The SBU said it had detained three of its own employees suspected of helping Silver escape, and that he would be extradited “in the near future.”
In a statement on Saturday, Israeli police said they had cooperated with Ukrainian counterparts in Silver’s arrest, saying he was found in Uman, a city in central Ukraine popular among Jewish pilgrims for being the burial place of the founder of the Breslov Hasidic dynasty.
According to Channel 12 news, Silver was planning on fleeing to the US and intended to spend two days in Uman before crossing into Moldova on Sunday.
Corb said that Silver was a US citizen and he had asked the embassy for help, as well as the Israeli Foreign Ministry.
“The fact that he is a suspect does not justify treating him violently and beating him like an animal,” Corb said.
Silver, who founded the Telegrass, virtual marijuana marketplace, which operated on the Telegram messaging application, was arrested in Ukraine in March, along with dozens of other people in Israel, the US, and Germany, accused of running the drug ring.
He was released to house arrest last month as he fought his extradition.
While the drug most prominently sold on Telegrass was marijuana, an April indictment stated that other, more serious drugs including LSD and MDMA were also marketed.
The State Prosecutor’s Office estimated that hundreds of millions of shekels were circulated through the network over the past two years, with the suspects mediating between more than 3,000 drug sellers and some 200,000 buyers, pocketing roughly NIS 30 million ($8.36 million) in the process.
In the years before his arrest, Silver was an activist for cannabis legalization, including organizing The Big Bong Night in 2014 — an audacious cannabis legalization protest in front of the Knesset in Jerusalem.
In March, Silver wrote a letter to the Israel Police from his Ukrainian prison, saying, “You can break my spirit and maybe even destroy my soul, but you are making a terrible mistake.

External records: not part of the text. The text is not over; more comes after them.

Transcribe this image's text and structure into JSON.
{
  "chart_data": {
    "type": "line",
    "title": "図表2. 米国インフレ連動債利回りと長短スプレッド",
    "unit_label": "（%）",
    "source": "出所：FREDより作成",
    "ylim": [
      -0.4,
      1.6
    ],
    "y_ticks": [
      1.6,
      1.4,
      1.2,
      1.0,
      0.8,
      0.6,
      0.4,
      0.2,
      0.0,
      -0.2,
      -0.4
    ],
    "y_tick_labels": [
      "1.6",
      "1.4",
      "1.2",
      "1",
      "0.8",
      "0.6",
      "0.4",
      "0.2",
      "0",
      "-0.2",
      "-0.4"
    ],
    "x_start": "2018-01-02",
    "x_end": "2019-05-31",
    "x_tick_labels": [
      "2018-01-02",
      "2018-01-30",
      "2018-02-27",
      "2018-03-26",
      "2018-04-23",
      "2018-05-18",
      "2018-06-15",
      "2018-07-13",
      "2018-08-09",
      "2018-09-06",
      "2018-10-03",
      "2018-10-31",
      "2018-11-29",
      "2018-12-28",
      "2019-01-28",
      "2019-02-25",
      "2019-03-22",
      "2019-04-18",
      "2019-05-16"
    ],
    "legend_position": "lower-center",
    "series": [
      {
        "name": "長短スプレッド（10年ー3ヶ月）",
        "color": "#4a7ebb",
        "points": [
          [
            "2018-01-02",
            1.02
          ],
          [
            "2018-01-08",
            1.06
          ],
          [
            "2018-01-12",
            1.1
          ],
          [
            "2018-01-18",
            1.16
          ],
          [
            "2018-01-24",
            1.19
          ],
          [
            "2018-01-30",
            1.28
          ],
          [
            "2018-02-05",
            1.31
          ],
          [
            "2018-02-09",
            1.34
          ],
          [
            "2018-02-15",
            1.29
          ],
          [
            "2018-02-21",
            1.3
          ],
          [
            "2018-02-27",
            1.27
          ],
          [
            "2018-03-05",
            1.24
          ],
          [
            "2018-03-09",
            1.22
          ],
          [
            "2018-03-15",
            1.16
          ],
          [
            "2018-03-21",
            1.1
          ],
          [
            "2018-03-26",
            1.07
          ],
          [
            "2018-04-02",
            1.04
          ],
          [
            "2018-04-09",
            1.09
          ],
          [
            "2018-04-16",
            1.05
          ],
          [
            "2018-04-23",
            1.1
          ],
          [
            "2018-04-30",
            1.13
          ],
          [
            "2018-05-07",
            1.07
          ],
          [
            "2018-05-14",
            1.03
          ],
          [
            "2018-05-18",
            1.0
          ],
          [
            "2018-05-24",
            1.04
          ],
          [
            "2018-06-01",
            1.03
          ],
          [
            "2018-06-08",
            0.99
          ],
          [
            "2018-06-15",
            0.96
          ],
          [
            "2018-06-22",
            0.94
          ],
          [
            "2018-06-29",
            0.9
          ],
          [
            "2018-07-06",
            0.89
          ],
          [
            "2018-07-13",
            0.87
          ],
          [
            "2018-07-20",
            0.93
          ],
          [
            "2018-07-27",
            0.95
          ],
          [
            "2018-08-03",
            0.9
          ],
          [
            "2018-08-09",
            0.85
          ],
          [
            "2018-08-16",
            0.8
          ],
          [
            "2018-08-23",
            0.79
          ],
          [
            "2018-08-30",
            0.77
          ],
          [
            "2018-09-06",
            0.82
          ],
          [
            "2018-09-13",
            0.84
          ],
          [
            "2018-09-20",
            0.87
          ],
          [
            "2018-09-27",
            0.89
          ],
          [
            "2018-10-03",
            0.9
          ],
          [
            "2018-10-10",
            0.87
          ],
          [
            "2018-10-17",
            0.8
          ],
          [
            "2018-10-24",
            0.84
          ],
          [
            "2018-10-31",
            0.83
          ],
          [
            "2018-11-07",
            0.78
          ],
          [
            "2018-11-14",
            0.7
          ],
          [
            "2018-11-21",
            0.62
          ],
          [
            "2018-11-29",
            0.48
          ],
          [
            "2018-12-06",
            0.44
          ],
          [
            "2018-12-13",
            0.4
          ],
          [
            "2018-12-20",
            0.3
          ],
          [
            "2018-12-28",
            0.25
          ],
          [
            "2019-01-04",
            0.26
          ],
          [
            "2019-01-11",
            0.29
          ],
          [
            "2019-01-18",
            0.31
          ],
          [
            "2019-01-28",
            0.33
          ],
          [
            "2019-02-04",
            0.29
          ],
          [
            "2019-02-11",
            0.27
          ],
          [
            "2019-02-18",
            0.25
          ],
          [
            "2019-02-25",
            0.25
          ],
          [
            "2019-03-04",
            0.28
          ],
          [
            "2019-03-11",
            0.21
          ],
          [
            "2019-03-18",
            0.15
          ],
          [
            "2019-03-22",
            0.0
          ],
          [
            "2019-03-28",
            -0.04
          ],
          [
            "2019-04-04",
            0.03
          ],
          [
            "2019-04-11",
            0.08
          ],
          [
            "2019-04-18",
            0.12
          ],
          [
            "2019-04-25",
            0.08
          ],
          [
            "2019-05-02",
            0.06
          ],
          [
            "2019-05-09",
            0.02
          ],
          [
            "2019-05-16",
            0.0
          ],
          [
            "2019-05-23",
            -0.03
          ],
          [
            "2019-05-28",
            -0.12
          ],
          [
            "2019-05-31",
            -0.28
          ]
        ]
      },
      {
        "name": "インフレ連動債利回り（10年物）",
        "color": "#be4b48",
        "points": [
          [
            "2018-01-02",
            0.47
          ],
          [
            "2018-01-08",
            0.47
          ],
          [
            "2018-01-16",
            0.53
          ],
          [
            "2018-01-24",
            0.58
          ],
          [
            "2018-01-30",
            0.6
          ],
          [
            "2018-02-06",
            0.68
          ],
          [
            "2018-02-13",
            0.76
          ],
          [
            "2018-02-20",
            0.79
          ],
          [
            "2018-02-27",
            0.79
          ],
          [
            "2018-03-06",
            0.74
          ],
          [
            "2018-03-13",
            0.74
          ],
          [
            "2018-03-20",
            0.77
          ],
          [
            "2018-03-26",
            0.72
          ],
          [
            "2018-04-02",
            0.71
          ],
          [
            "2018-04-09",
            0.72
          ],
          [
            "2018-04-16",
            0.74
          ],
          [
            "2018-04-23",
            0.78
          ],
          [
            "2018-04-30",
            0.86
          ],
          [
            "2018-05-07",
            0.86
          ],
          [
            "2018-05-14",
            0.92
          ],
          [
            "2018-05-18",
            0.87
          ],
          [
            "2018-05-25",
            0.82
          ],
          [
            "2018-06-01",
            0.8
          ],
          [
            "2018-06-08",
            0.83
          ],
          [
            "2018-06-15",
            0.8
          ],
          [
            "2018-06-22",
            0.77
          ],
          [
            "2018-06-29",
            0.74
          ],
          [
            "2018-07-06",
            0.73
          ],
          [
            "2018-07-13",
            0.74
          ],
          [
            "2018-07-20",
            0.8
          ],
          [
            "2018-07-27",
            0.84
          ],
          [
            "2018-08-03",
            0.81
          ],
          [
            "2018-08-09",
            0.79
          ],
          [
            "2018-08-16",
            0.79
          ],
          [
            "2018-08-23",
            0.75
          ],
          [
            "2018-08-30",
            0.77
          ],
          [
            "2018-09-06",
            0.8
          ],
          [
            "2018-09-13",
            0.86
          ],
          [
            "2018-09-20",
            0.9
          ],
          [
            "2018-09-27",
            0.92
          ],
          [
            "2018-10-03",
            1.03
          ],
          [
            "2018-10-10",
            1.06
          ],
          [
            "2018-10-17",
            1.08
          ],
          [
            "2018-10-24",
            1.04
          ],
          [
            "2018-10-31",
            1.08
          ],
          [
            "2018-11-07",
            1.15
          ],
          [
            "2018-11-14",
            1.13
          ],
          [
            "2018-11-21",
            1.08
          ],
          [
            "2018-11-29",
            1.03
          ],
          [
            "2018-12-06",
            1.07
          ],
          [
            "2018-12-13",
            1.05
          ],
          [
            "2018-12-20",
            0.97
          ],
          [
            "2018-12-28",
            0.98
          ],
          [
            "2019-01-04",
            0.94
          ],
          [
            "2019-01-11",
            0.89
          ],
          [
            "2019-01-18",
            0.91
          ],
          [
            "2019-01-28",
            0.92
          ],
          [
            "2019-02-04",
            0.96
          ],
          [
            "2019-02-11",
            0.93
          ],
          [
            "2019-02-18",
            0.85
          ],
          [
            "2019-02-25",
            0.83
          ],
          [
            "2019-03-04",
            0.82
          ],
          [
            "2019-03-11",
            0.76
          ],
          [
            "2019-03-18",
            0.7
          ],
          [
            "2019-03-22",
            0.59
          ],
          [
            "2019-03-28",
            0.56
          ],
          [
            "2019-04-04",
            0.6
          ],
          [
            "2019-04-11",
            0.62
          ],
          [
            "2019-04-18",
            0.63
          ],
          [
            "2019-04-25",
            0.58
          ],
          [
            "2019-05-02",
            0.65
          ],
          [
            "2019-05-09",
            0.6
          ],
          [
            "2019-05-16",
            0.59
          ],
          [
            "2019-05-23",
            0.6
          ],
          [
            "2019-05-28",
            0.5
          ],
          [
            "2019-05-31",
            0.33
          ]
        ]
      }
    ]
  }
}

The distorted and bizarre picture that you are trying to paint, while violating and trampling on my basic rights in order to have me convicted of a crime I never committed, [is destined to fail].”
Israel has taken steps in recent years to make medical cannabis available and is poised to become a major exporter of the crop. Recreational use of the drug remains illegal, though the Public Security Ministry partially decriminalized it in 2017, setting fines and treatment for initial offenders instead of criminal procedures.